Three days: three days of strained conversation and silence. I know he is wondering what has changed, and whether it can be changed back. I know I’m hurting him. There are questions he is forcing himself not to ask, and things he is struggling not to say.

He is giving me time. He is patient, and gentle.

“You look pretty in this light,” he says.

“You must be going blind.” I intend it as a joke, but my voice sounds harsh in the thin air.

Julian shakes his head, frowning, and looks away. The leaf, a vivid yellow, is still tangled in his hair, behind his ear. In that moment, I’m desperate to reach out, to remove it, and run my fingers through his hair and laugh with him about it. This is the Wilds, I’ll say. Did you ever imagine? And he’ll lace his fingers through mine and squeeze. He’ll say, What would I do without you?

But I can’t bring myself to move. “You have a leaf in your hair.”

“A what?” Julian looks startled, as though I’ve recalled him from a dream.

“A leaf. In your hair.”

Julian runs a hand impatiently through his hair. “Lena, I—”

Bang.

The sound of a rifle shot makes us both jump. Birds start out of the trees behind Julian, temporarily darkening the sky all at once, before dispersing into individual shapes. Someone says, “Damn.”

Dani and Alex emerge from the trees beyond the tents. Both of them have rifles slung across their shoulders.

Gordo straightens up.

“Deer?” he asks. The light is nearly all gone. Alex’s hair looks almost black.

“Too big for a deer,” Dani says. She is a large woman, broad across the shoulders with a wide, flat forehead and almond-eyes. She reminds me of Miyako, who died before we went south last winter. We burned her on a frigid day, just before the first snow.

“Bear?” Gordo asks.

“Might have been,” Dani replies shortly. Dani is harder-edged than Miyako was: She has let the Wilds whittle her down, carve her to steel.

“Did you hit it?” I ask, too eager, though I already know the answer. But I am willing Alex to look at me, to speak to me.

“Might have just clipped it,” Dani says. “Hard to tell. Not enough to stop it, though.”

Alex says nothing, doesn’t register my presence, even. He keeps walking, threading his way through the tents, past Julian and me, close enough that I imagine I can smell him—the old smell of grass and sun-dried wood, a Portland smell that makes me want to cry out, and bury my face in his chest, and inhale.

Then he is heading down the embankment as Raven’s voice floats up to us: “Dinner’s on. Eat up or miss out.”

“Come on.” Julian grazes my elbow with his fingertips. Gentle, patient.

My feet turn me, and move me down the embankment, toward the fire, which is now burning hot and strong; toward the boy who becomes shadow standing next to it, blotted out by the smoke. That is what Alex is now: a shadow-boy, an illusion.

For three days he has not spoken to me or looked at me at all.

Hana

Want to know my deep, dark secret? In Sunday school, I used to cheat on the quizzes.
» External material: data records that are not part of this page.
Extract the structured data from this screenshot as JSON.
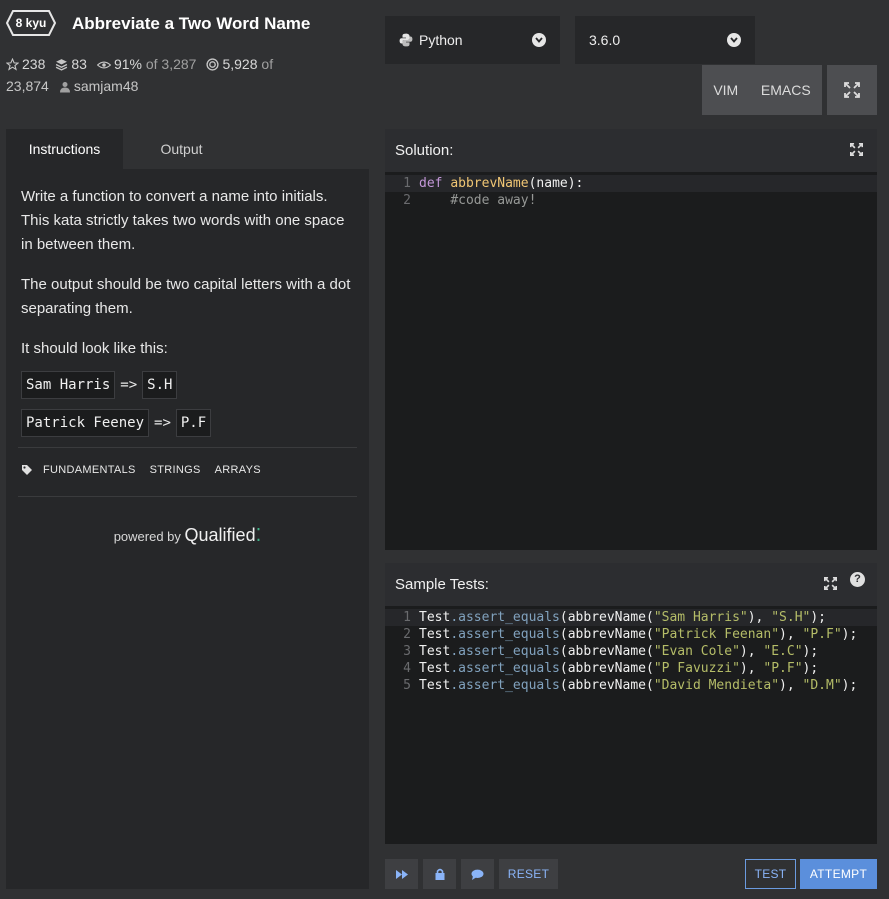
{
  "header": {
    "rank": "8 kyu",
    "title": "Abbreviate a Two Word Name",
    "stars": "238",
    "collections": "83",
    "satisfaction": "91%",
    "satisfaction_of": "of 3,287",
    "completed": "5,928",
    "completed_of": "of",
    "completed_total": "23,874",
    "author": "samjam48"
  },
  "language": {
    "label": "Python",
    "version": "3.6.0"
  },
  "editor_mode": {
    "vim": "VIM",
    "emacs": "EMACS"
  },
  "tabs": {
    "instructions": "Instructions",
    "output": "Output"
  },
  "instructions": {
    "p1": "Write a function to convert a name into initials. This kata strictly takes two words with one space in between them.",
    "p2": "The output should be two capital letters with a dot separating them.",
    "p3": "It should look like this:",
    "examples": [
      {
        "input": "Sam Harris",
        "arrow": "=>",
        "output": "S.H"
      },
      {
        "input": "Patrick Feeney",
        "arrow": "=>",
        "output": "P.F"
      }
    ]
  },
  "tags": [
    "FUNDAMENTALS",
    "STRINGS",
    "ARRAYS"
  ],
  "powered": {
    "prefix": "powered by",
    "brand": "Qualified"
  },
  "solution": {
    "title": "Solution:",
    "lines": [
      {
        "num": "1",
        "kw": "def",
        "fn": "abbrevName",
        "rest": "(name):"
      },
      {
        "num": "2",
        "indent": "    ",
        "comment": "#code away!"
      }
    ]
  },
  "sample_tests": {
    "title": "Sample Tests:",
    "help": "?",
    "lines": [
      {
        "num": "1",
        "obj": "Test",
        "method": ".assert_equals",
        "call": "(abbrevName(",
        "arg": "\"Sam Harris\"",
        "sep": "), ",
        "expected": "\"S.H\"",
        "end": ");"
      },
      {
        "num": "2",
        "obj": "Test",
        "method": ".assert_equals",
        "call": "(abbrevName(",
        "arg": "\"Patrick Feenan\"",
        "sep": "), ",
        "expected": "\"P.F\"",
        "end": ");"
      },
      {
        "num": "3",
        "obj": "Test",
        "method": ".assert_equals",
        "call": "(abbrevName(",
        "arg": "\"Evan Cole\"",
        "sep": "), ",
        "expected": "\"E.C\"",
        "end": ");"
      },
      {
        "num": "4",
        "obj": "Test",
        "method": ".assert_equals",
        "call": "(abbrevName(",
        "arg": "\"P Favuzzi\"",
        "sep": "), ",
        "expected": "\"P.F\"",
        "end": ");"
      },
      {
        "num": "5",
        "obj": "Test",
        "method": ".assert_equals",
        "call": "(abbrevName(",
        "arg": "\"David Mendieta\"",
        "sep": "), ",
        "expected": "\"D.M\"",
        "end": ");"
      }
    ]
  },
  "footer": {
    "reset": "RESET",
    "test": "TEST",
    "attempt": "ATTEMPT"
  },
  "colors": {
    "accent": "#5b8fdc",
    "panel": "#262729",
    "background": "#303133",
    "editor": "#1b1c1d"
  }
}
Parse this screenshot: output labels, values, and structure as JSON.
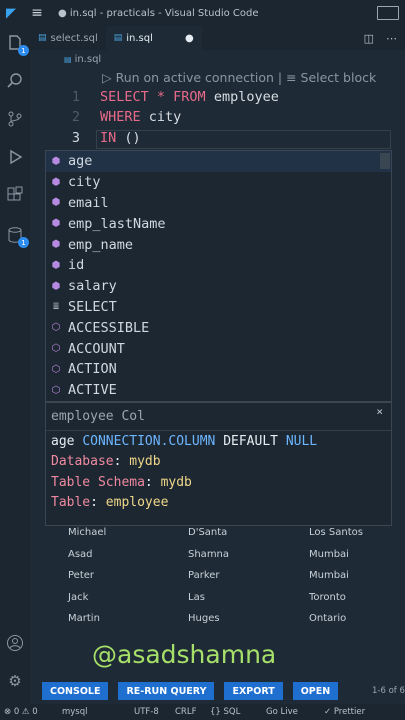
{
  "titlebar": {
    "title": "● in.sql - practicals - Visual Studio Code"
  },
  "activity": {
    "explorer_badge": "1",
    "db_badge": "1"
  },
  "tabs": [
    {
      "label": "select.sql"
    },
    {
      "label": "in.sql",
      "modified_dot": "●"
    }
  ],
  "breadcrumb": "in.sql",
  "codelens": "▷ Run on active connection | ≡ Select block",
  "editor": {
    "line_numbers": [
      "1",
      "2",
      "3"
    ],
    "line1": {
      "kw1": "SELECT",
      "star": " * ",
      "kw2": "FROM",
      "rest": " employee"
    },
    "line2": {
      "kw": "WHERE",
      "rest": " city"
    },
    "line3": {
      "kw": "IN",
      "rest": " ()"
    }
  },
  "suggestions": [
    {
      "label": "age",
      "icon": "column-icon"
    },
    {
      "label": "city",
      "icon": "column-icon"
    },
    {
      "label": "email",
      "icon": "column-icon"
    },
    {
      "label": "emp_lastName",
      "icon": "column-icon"
    },
    {
      "label": "emp_name",
      "icon": "column-icon"
    },
    {
      "label": "id",
      "icon": "column-icon"
    },
    {
      "label": "salary",
      "icon": "column-icon"
    },
    {
      "label": "SELECT",
      "icon": "snippet-icon"
    },
    {
      "label": "ACCESSIBLE",
      "icon": "keyword-icon"
    },
    {
      "label": "ACCOUNT",
      "icon": "keyword-icon"
    },
    {
      "label": "ACTION",
      "icon": "keyword-icon"
    },
    {
      "label": "ACTIVE",
      "icon": "keyword-icon"
    }
  ],
  "details": {
    "header": "employee Col",
    "close": "×",
    "sig": {
      "name": "age ",
      "type": "CONNECTION.COLUMN",
      "default": " DEFAULT ",
      "null": "NULL"
    },
    "database": {
      "label": "Database",
      "value": " mydb"
    },
    "schema": {
      "label": "Table Schema",
      "value": " mydb"
    },
    "table": {
      "label": "Table",
      "value": " employee"
    }
  },
  "results": {
    "rows": [
      [
        "Michael",
        "D'Santa",
        "Los Santos"
      ],
      [
        "Asad",
        "Shamna",
        "Mumbai"
      ],
      [
        "Peter",
        "Parker",
        "Mumbai"
      ],
      [
        "Jack",
        "Las",
        "Toronto"
      ],
      [
        "Martin",
        "Huges",
        "Ontario"
      ]
    ]
  },
  "watermark": "@asadshamna",
  "buttons": {
    "console": "CONSOLE",
    "rerun": "RE-RUN QUERY",
    "export": "EXPORT",
    "open": "OPEN"
  },
  "page_count": "1-6 of 6",
  "statusbar": {
    "problems": "⊗ 0 ⚠ 0",
    "conn": "mysql",
    "encoding": "UTF-8",
    "eol": "CRLF",
    "lang": "{} SQL",
    "golive": "Go Live",
    "prettier": "✓ Prettier"
  },
  "colors": {
    "keyword": "#e86a8a",
    "button": "#1f6fd1",
    "watermark": "#a6e06a"
  }
}
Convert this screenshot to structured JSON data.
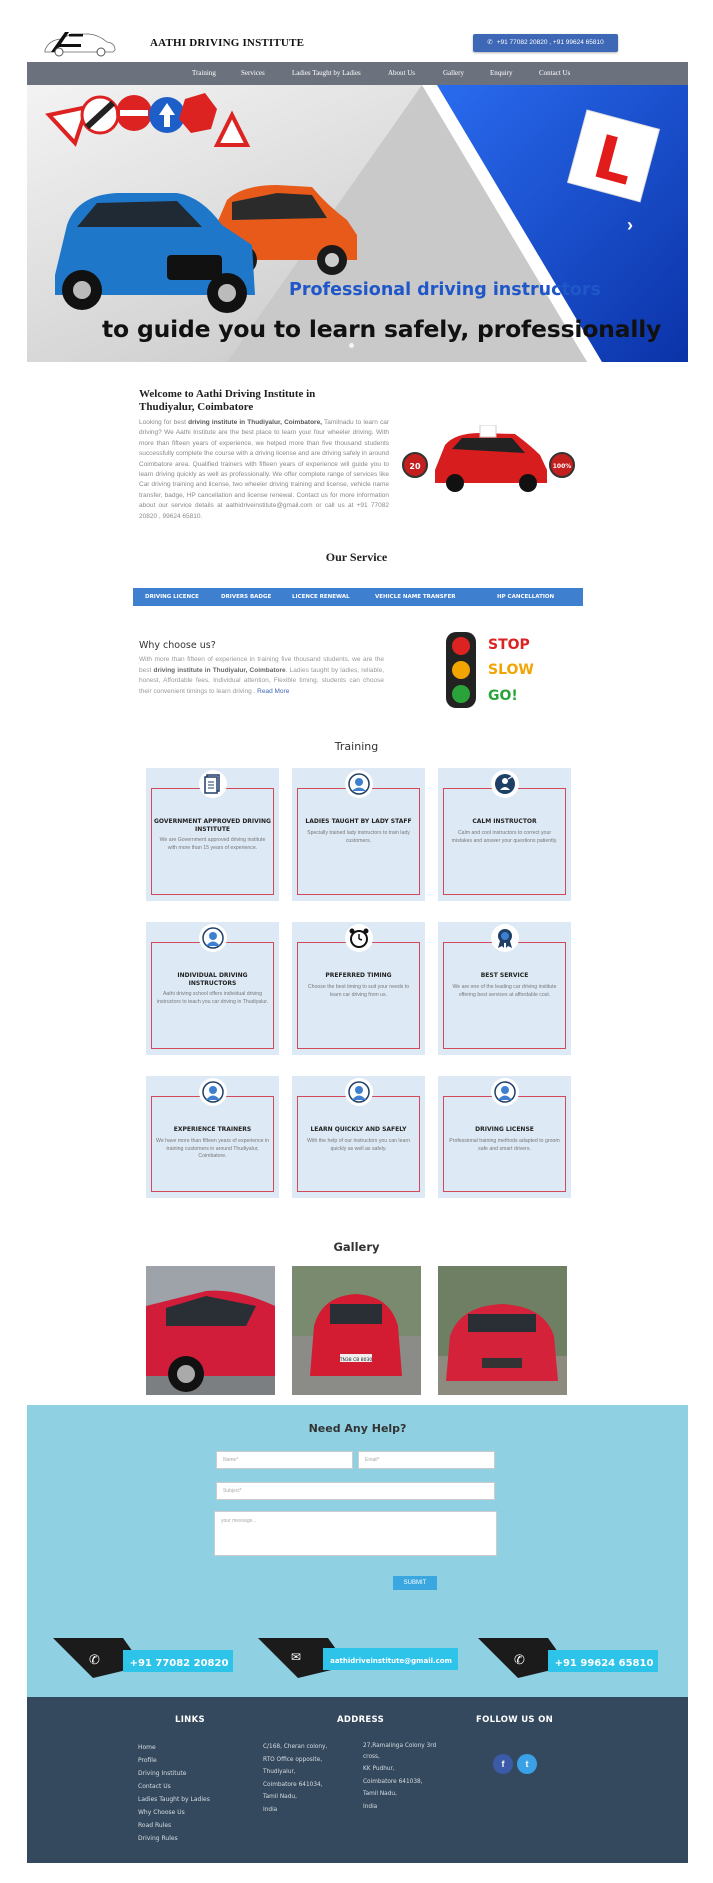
{
  "header": {
    "title": "AATHI DRIVING INSTITUTE",
    "phones": "+91 77082 20820 ,  +91 99624 65810"
  },
  "nav": [
    "Training",
    "Services",
    "Ladies Taught by Ladies",
    "About Us",
    "Gallery",
    "Enquiry",
    "Contact Us"
  ],
  "hero": {
    "headline": "Professional driving instructors",
    "subline": "to guide you to learn safely, professionally",
    "signs": [
      "GIVE WAY",
      "STOP"
    ],
    "plate": "L"
  },
  "welcome": {
    "title": "Welcome to Aathi Driving Institute in Thudiyalur, Coimbatore",
    "text_1": "Looking for best ",
    "bold_1": "driving institute in Thudiyalur, Coimbatore,",
    "text_2": " Tamilnadu to learn car driving? We Aathi Institute are the best place to learn your four wheeler driving. With more than fifteen years of experience, we helped more than five thousand students successfully complete the course with a driving license and are driving safely in around Coimbatore area. Qualified trainers with fifteen years of experience will guide you to learn driving quickly as well as professionally. We offer complete range of services like Car driving training and license, two wheeler driving training and license, vehicle name transfer, badge, HP cancellation and license renewal. Contact us for more information about our service details at aathidriveinstitute@gmail.com or call us at  +91 77082 20820 ,  99624 65810.",
    "badge_left": "20",
    "badge_right": "100%"
  },
  "services": {
    "title": "Our Service",
    "items": [
      "DRIVING LICENCE",
      "DRIVERS BADGE",
      "LICENCE RENEWAL",
      "VEHICLE NAME TRANSFER",
      "HP CANCELLATION"
    ]
  },
  "why": {
    "title": "Why choose us?",
    "text_1": "With more than fifteen of experience in training five thousand students, we are the best ",
    "bold_1": "driving institute in Thudiyalur, Coimbatore",
    "text_2": ". Ladies taught by ladies, reliable, honest, Affordable fees, Individual attention, Flexible timing, students can choose their convenient timings to learn driving . ",
    "read_more": "Read More",
    "signal_words": [
      "STOP",
      "SLOW",
      "GO!"
    ]
  },
  "training": {
    "title": "Training",
    "cards": [
      {
        "icon": "document-icon",
        "title": "GOVERNMENT APPROVED DRIVING INSTITUTE",
        "text": "We are Government approved driving institute with more than 15 years of experience."
      },
      {
        "icon": "lady-icon",
        "title": "LADIES TAUGHT BY LADY STAFF",
        "text": "Specially trained lady instructors to train lady customers."
      },
      {
        "icon": "instructor-icon",
        "title": "CALM INSTRUCTOR",
        "text": "Calm and cool instructors to correct your mistakes and answer your questions patiently."
      },
      {
        "icon": "user-icon",
        "title": "INDIVIDUAL DRIVING INSTRUCTORS",
        "text": "Aathi driving school offers individual driving instructors to teach you car driving in Thudiyalur."
      },
      {
        "icon": "alarm-clock-icon",
        "title": "PREFERRED TIMING",
        "text": "Choose the best timing to suit your needs to learn car driving from us."
      },
      {
        "icon": "award-icon",
        "title": "BEST SERVICE",
        "text": "We are one of the leading car driving institute offering best services at affordable cost."
      },
      {
        "icon": "user-icon",
        "title": "EXPERIENCE TRAINERS",
        "text": "We have more than fifteen years of experience in training customers in around Thudiyalur, Coimbatore."
      },
      {
        "icon": "user-icon",
        "title": "LEARN QUICKLY AND SAFELY",
        "text": "With the help of our instructors you can learn quickly as well as safely."
      },
      {
        "icon": "user-icon",
        "title": "DRIVING LICENSE",
        "text": "Professional training methods adapted to groom safe and smart drivers."
      }
    ]
  },
  "gallery": {
    "title": "Gallery",
    "plate": "TN38 CB 8030"
  },
  "help": {
    "title": "Need Any Help?",
    "name_placeholder": "Name*",
    "email_placeholder": "Email*",
    "subject_placeholder": "Subject*",
    "message_placeholder": "your message...",
    "submit": "SUBMIT",
    "contact_1": "+91  77082  20820",
    "contact_email": "aathidriveinstitute@gmail.com",
    "contact_2": "+91  99624  65810"
  },
  "footer": {
    "links_title": "LINKS",
    "links": [
      "Home",
      "Profile",
      "Driving Institute",
      "Contact Us",
      "Ladies Taught by Ladies",
      "Why Choose Us",
      "Road Rules",
      "Driving Rules"
    ],
    "address_title": "ADDRESS",
    "address_1": [
      "C/168, Cheran colony,",
      "RTO Office opposite,",
      "Thudiyalur,",
      "Coimbatore 641034,",
      "Tamil Nadu,",
      "India"
    ],
    "address_2": [
      "27,Ramalinga Colony 3rd cross,",
      "KK Pudhur,",
      "Coimbatore 641038,",
      "Tamil Nadu,",
      "India"
    ],
    "follow_title": "FOLLOW US ON",
    "facebook": "f",
    "twitter": "t"
  },
  "colors": {
    "nav": "#6c727d",
    "phone_button": "#3e67b5",
    "service_bar": "#3e7fcf",
    "help_bg": "#8fd0e3",
    "footer_bg": "#34495e",
    "card_border": "#d14a5a"
  }
}
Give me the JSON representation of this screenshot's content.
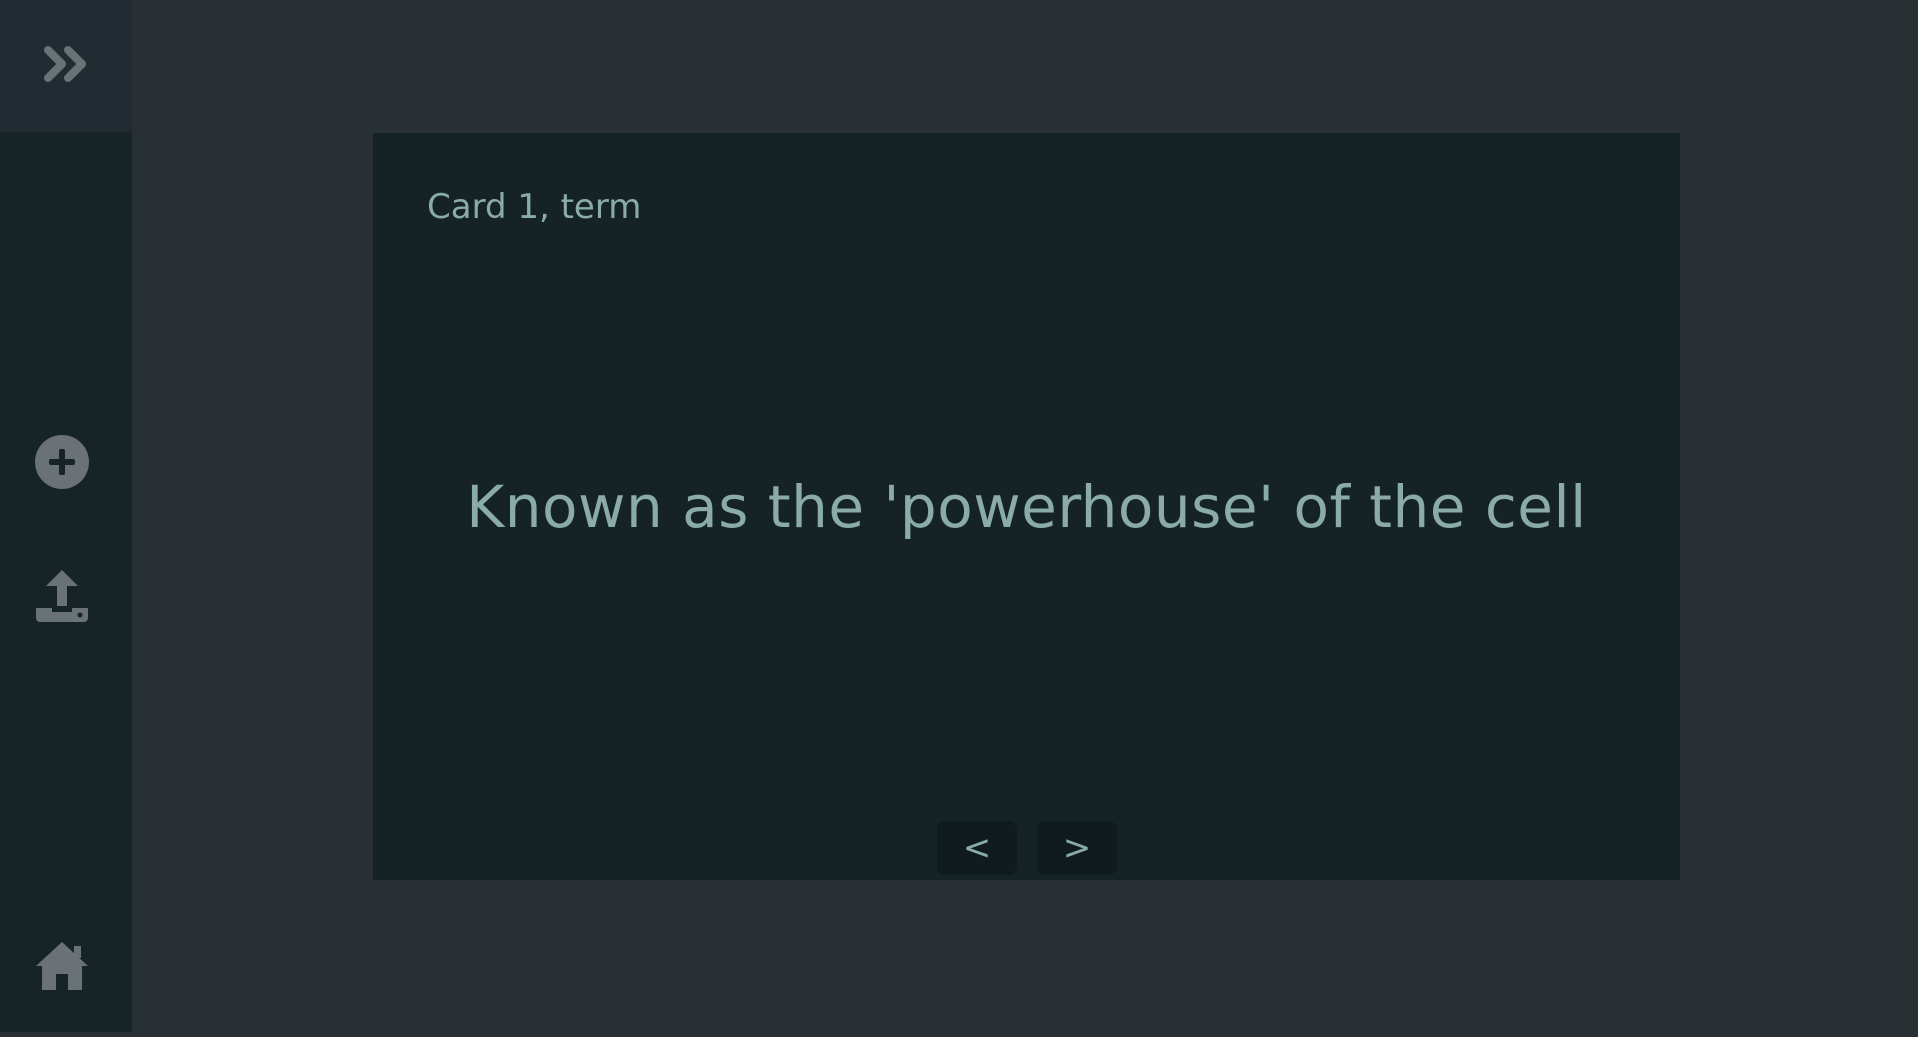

I could never get into The Book of Shhh, not even as a kid. The only section of the book that interested me at all was Legends and Grievances, which is full of folktales about the world before the cure. My favorite story, the Story of Solomon, goes like this:

Once upon a time, during the days of sickness, two women and an infant went before the king. Each woman claimed that the infant was hers. Both refused to give the child to the other woman and pleaded their cases passionately, each claiming that she would die of grief if the baby were not returned solely to her possession.